O documento final deverá apresentar linhas gerais sobre como tratar o problema, mas sem ser normativo ou propor modelos de solução. Então vou apresentar a seguir a minha visão de como deve evoluir o modelo de publicações. Esta visão foi desenvolvida nas seções plenárias e em reuniões de pequeno grupo. Não digo que esta visão é geral, mas sim que é defendida por um grupo significativo de pesquisadores. Logo a seguir apresentarei a minha visão de um modelo atual e evolutivo de publicações. A solução deve atender aos seguintes requisitos: aumentar a qualidade das revisões, permitir o acesso de novos pesquisadores, garantir a função das conferências em permitir os contatos entre pesquisadores e a criação e desenvolvimento de redes de cooperação, garantir a publicação de artigos consolidados em journals com qualidade e custo acessível. Para tanto há pelo menos uma solução compatível com a nossa cultura e com o uso intensivo da tecnologia da informação.

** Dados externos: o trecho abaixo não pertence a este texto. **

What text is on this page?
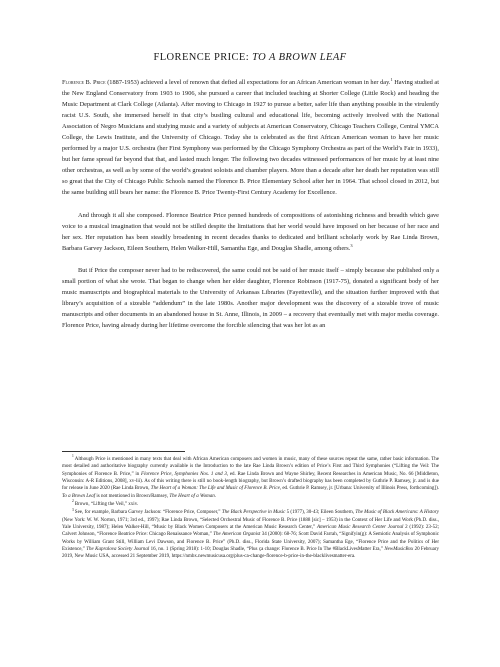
FLORENCE PRICE: TO A BROWN LEAF

Florence B. Price (1887-1953) achieved a level of renown that defied all expectations for an African American woman in her day.$^1$ Having studied at the New England Conservatory from 1903 to 1906, she pursued a career that included teaching at Shorter College (Little Rock) and heading the Music Department at Clark College (Atlanta). After moving to Chicago in 1927 to pursue a better, safer life than anything possible in the virulently racist U.S. South, she immersed herself in that city’s bustling cultural and educational life, becoming actively involved with the National Association of Negro Musicians and studying music and a variety of subjects at American Conservatory, Chicago Teachers College, Central YMCA College, the Lewis Institute, and the University of Chicago. Today she is celebrated as the first African American woman to have her music performed by a major U.S. orchestra (her First Symphony was performed by the Chicago Symphony Orchestra as part of the World’s Fair in 1933), but her fame spread far beyond that that, and lasted much longer. The following two decades witnessed performances of her music by at least nine other orchestras, as well as by some of the world’s greatest soloists and chamber players. More than a decade after her death her reputation was still so great that the City of Chicago Public Schools named the Florence B. Price Elementary School after her in 1964. That school closed in 2012, but the same building still bears her name: the Florence B. Price Twenty-First Century Academy for Excellence.

And through it all she composed. Florence Beatrice Price penned hundreds of compositions of astonishing richness and breadth which gave voice to a musical imagination that would not be stilled despite the limitations that her world would have imposed on her because of her race and her sex. Her reputation has been steadily broadening in recent decades thanks to dedicated and brilliant scholarly work by Rae Linda Brown, Barbara Garvey Jackson, Eileen Southern, Helen Walker-Hill, Samantha Ege, and Douglas Shadle, among others.$^3$

But if Price the composer never had to be rediscovered, the same could not be said of her music itself – simply because she published only a small portion of what she wrote. That began to change when her elder daughter, Florence Robinson (1917-75), donated a significant body of her music manuscripts and biographical materials to the University of Arkansas Libraries (Fayetteville), and the situation further improved with that library’s acquisition of a sizeable “addendum” in the late 1980s. Another major development was the discovery of a sizeable trove of music manuscripts and other documents in an abandoned house in St. Anne, Illinois, in 2009 – a recovery that eventually met with major media coverage. Florence Price, having already during her lifetime overcome the forcible silencing that was her lot as an

$^1$Although Price is mentioned in many texts that deal with African American composers and women in music, many of these sources repeat the same, rather basic information. The most detailed and authoritative biography currently available is the Introduction to the late Rae Linda Brown’s edition of Price’s First and Third Symphonies (“Lifting the Veil: The Symphonies of Florence B. Price,” in Florence Price, Symphonies Nos. 1 and 3, ed. Rae Linda Brown and Wayne Shirley, Recent Researches in American Music, No. 66 [Middleton, Wisconsin: A-R Editions, 2008], xv-lii). As of this writing there is still no book-length biography, but Brown’s drafted biography has been completed by Guthrie P. Ramsey, jr. and is due for release in June 2020 (Rae Linda Brown, The Heart of a Woman: The Life and Music of Florence B. Price, ed. Guthrie P. Ramsey, jr. [Urbana: University of Illinois Press, forthcoming]). To a Brown Leaf is not mentioned in Brown/Ramsey, The Heart of a Woman.

$^2$Brown, “Lifting the Veil,” xxiv.

$^3$See, for example, Barbara Garvey Jackson: “Florence Price, Composer,” The Black Perspective in Music 5 (1977), 30-43; Eileen Southern, The Music of Black Americans: A History (New York: W. W. Norton, 1971; 3rd ed., 1997); Rae Linda Brown, “Selected Orchestral Music of Florence B. Price (1888 [sic] – 1953) in the Context of Her Life and Work (Ph.D. diss., Yale University, 1987); Helen Walker-Hill, “Music by Black Women Composers at the American Music Research Center,” American Music Research Center Journal 2 (1992): 23-52; Calvert Johnson, “Florence Beatrice Price: Chicago Renaissance Woman,” The American Organist 34 (2000): 68-76; Scott David Farrah, “Signifyin(g): A Semiotic Analysis of Symphonic Works by William Grant Still, William Levi Dawson, and Florence B. Price” (Ph.D. diss., Florida State University, 2007); Samantha Ege, “Florence Price and the Politics of Her Existence,” The Kapralova Society Journal 16, no. 1 (Spring 2018): 1-10; Douglas Shadle, “Plus ça change: Florence B. Price In The #BlackLivesMatter Era,” NewMusicBox 20 February 2019, New Music USA, accessed 21 September 2019, https://nmbx.newmusicusa.org/plus-ca-change-florence-b-price-in-the-blacklivesmatter-era.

As conferências continuam existindo com artigos completos, artigos curtos, workshops e apresentação de pôsteres. As submissões podem ser feitas para cada uma destas alternativas de forma específica, mas os artigos submetidos podem ser redirecionados para o tipo de publicação mais adequado. Inclusive seria possível sugerir que artigos completos sejam, também, apresentados como pôsteres devido ao interesse de uma discussão mais longa sobre o tema. A ideia é de colocar cada contribuição na forma de apresentação mais adequada e permitir que trabalhos mais iniciais possam ser difundidos e mais amplamente discutidos. É importante que os comentários sejam mantidos junto com os artigos. Isto permitiria que posteriores submissões de versões ampliadas ou consolidadas pudessem ser avaliadas com base nas fases anteriores de evolução. As avaliações podem, opcionalmente, ser assinadas pelos revisores aumentando assim a transparência e estimulando o aumento da qualidade destas revisões. Este modelo permite um aumento significativo das aceitações das submissões, alguém acredita que em uma boa conferência 80% das submissões sejam tão ruins que não devam se aceitas? Da mesma forma um artigo pode evoluir para uma publicação em journal, quando a pesquisa tiver mais dados e validação experimental, por exemplo. A “carreira” total da publicação, isto é sua história, seria mantida e as avaliações poderiam ser reconhecidas. Eventualmente alguém que tenha trabalhado com empenho e apresentado sugestões de qualidade pode ser “promovido” a coautor.Posteriormente vou aprofundar a apresentação deste modelo, uma versão inicial foi publicada em Uma Proposta para Editoração, Indexação e Busca de Documentos Científicos em um Processo de Avaliação Aberta
Este modelo mostra o motivo do título deste texto: Crise nas publicações científicas. O modelo atual não escala, mas não faz sentido voltarmos para o antigo modelo de publicações estáveis em journals e as conferências sendo apenas locais de reuniões sociais para a construção de redes de relacionamento de pesquisa. O modelo velho está morto mas o novo ainda não nasceu.